Yesterday, in the hopes of living in a serene and tidy environment, I tried the cleaning as I go method (as opposed to the cleaning when I have to method). Here’s what happened:
6:00am-hear first son go downstairs, feign sleep in the hopes that I will fall back asleep for thirty minutes. Eventually succumb to the reality that I am up for the day, get up and quickly make bed. This in itself is not usual for me, but feels good so I go with it.
6:30-7:30am-breakfast round one, empty dishwasher, make first son’s lunch, read paper, check email, check words with friends, drink 2 cups of coffee, yell at first son to get ready, run around frantically as bus waits outside.
8:30am-wave goodbye to first son (I love the bus.) Check e-mail again as little lady tears apart game closet. Wonder where the childproof lock is that I put on the doors.
8:45am-breakfast round two. Second son has a Yo Baby at waking, it’s like his coffee so he isn’t ready for a real breakfast until an hour or two later. Have third cup of coffee. Clean up game mess in laundry room.
9:15-10:00am-make first real attempt to clean up breakfast dishes and kitchen. Actually spray counters down while talking to mom on phone. Marvel at my clean and sparkling almost bare kitchen counters. Feel very satisfied with myself…until little lady insists on oatmeal that I am sure she will not eat. I am right.
10:00-10:30am-Clean kitchen again, probably check email again, finally get on the elliptical after at least a week off. It feels like the longest 25 minutes of my life. Exercise while watching little lady tear apart playroom. Resolve to clean up later.
10:30-11:00am-Clean the bathroom, what the hell, I’m already sweaty. Start a load of laundry, take a shower. Feel like I am a cleaning queen.
11:15-12:15pm-Make lunch, clean kitchen again, get second son ready for school (yes, he’s still in his pajamas) and dress little lady. Switch laundry around, pick up more miscellaneous stuff off the floor before leaving to take second son to school.
12:45-2:45pm-return home and put little lady down for a nap. Sweet freedom. Eat lunch, which means I have to clean kitchen again, find 10 things to throw out, start another load of laundry, check my e-mail again (who do I think I am?), surf the web, blog, tidy up some more, and before I know it it’s 2:45 and I’m leaving to pick up second son. Feel like I am kicking ass as far as this cleaning thing is concerned.
3:20-3:50pm-Return home, send second son to room after he throws fit over something (pick a topic, any topic), go outside and take pictures of weeds in grass. Wait for first son to get off bus, go inside and give snacks to everyone, clean kitchen again.
4:00-4:15pm-Come to the realization that I have pretty much been cleaning ALL DAY LONG! Realize I have to start dinner soon. Starting to feel annoyed and tired. Give into little lady’s pleas to play puzzles which inspires sons to find big boy puzzles, which involves getting puzzle bin out of second son’s large, packed, disorganized closet. Go upstairs after several screams for help.
4:15-5:15pm-Spend the next hour cleaning out second son’s closet. Wondering why it has taken me so long to clean out and remove the filing cabinet from his closet. It has been there since we moved in. I don’t know what’s in it. I will find out tomorrow when I, hopefully, have time to clean it out. For now it resides in the hallway.

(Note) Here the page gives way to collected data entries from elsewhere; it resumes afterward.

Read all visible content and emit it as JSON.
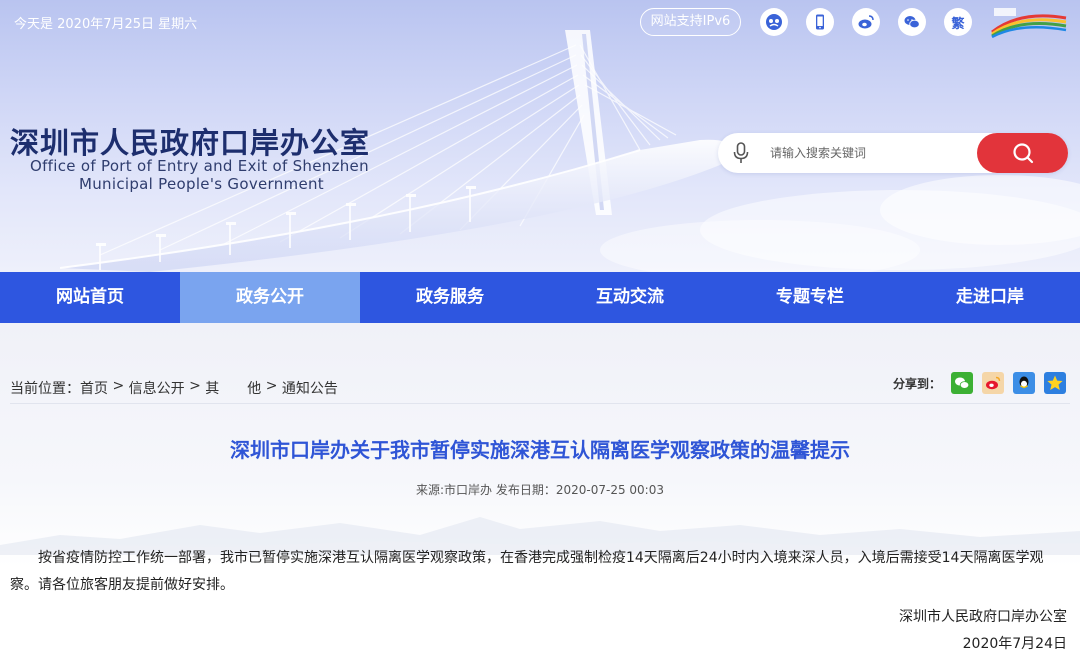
{
  "topbar": {
    "date_text": "今天是 2020年7月25日 星期六",
    "ipv6_label": "网站支持IPv6",
    "icons": [
      "accessibility-icon",
      "mobile-icon",
      "weibo-icon",
      "wechat-icon"
    ],
    "traditional_label": "繁"
  },
  "header": {
    "title": "深圳市人民政府口岸办公室",
    "subtitle_line1": "Office of Port of Entry and Exit of Shenzhen",
    "subtitle_line2": "Municipal People's Government"
  },
  "search": {
    "placeholder": "请输入搜索关键词"
  },
  "nav": {
    "items": [
      {
        "label": "网站首页"
      },
      {
        "label": "政务公开"
      },
      {
        "label": "政务服务"
      },
      {
        "label": "互动交流"
      },
      {
        "label": "专题专栏"
      },
      {
        "label": "走进口岸"
      }
    ]
  },
  "breadcrumb": {
    "prefix": "当前位置：",
    "items": [
      "首页",
      "信息公开",
      "其　　他",
      "通知公告"
    ],
    "separator": " > "
  },
  "share": {
    "label": "分享到：",
    "targets": [
      "wechat-icon",
      "weibo-icon",
      "qq-icon",
      "qzone-icon"
    ]
  },
  "article": {
    "title": "深圳市口岸办关于我市暂停实施深港互认隔离医学观察政策的温馨提示",
    "meta": "来源:市口岸办 发布日期：2020-07-25 00:03",
    "body": "按省疫情防控工作统一部署，我市已暂停实施深港互认隔离医学观察政策，在香港完成强制检疫14天隔离后24小时内入境来深人员，入境后需接受14天隔离医学观察。请各位旅客朋友提前做好安排。",
    "signature": "深圳市人民政府口岸办公室",
    "date": "2020年7月24日"
  },
  "colors": {
    "nav_bg": "#2e56e0",
    "nav_active": "#7aa4ef",
    "title_blue": "#2f55d6",
    "search_red": "#e2343b"
  }
}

5:15-6:30pm-Dinner, which also involves cleaning the kitchen, yet again.
6:30-6:45pm-More puzzles with little lady. I knew I should have resisted the first time she asked. Boys upstairs playing nicely, but making a mess. Yell up to them to clean up puzzles. Eventually, they comply.
6:45-7:15pm-Husband comes home. Breathe a sigh of relief that backup has arrived. Leave puzzles scattered on playroom floor, this cleaning crap is getting old. Sit with five baby dolls and little lady on the couch, snuggling and watching the news.
7:15-8:20pm-Get little lady to bed. Move onto the boys. Realize upstairs a complete mess, bath towels strewn on floor, bathroom sink covered with toothpaste, clothes on floor. Feeling really agitated, I feel like I’ve been picking up after myself and kids all day. Shouldn’t the house be clean?
8:20pm-Head downstairs to find one lone plate with zucchini on the counter. Feel really annoyed. Move dish to sink, dishwasher is already running. Watch the Wednesday night line-up on ABC. Laugh a little, cry a little (Modern Family). Go to bed. Lay in bed wondering if this new idea of cleaning as you go is really worth it. It seems like a lot of work with not that much payoff. Decide I need a new plan of action.
Today-Tried to continue the clean as you go thing, failed miserably, house looks like a tornado hit it. Filing cabinet, still full, is in the upstairs hallway.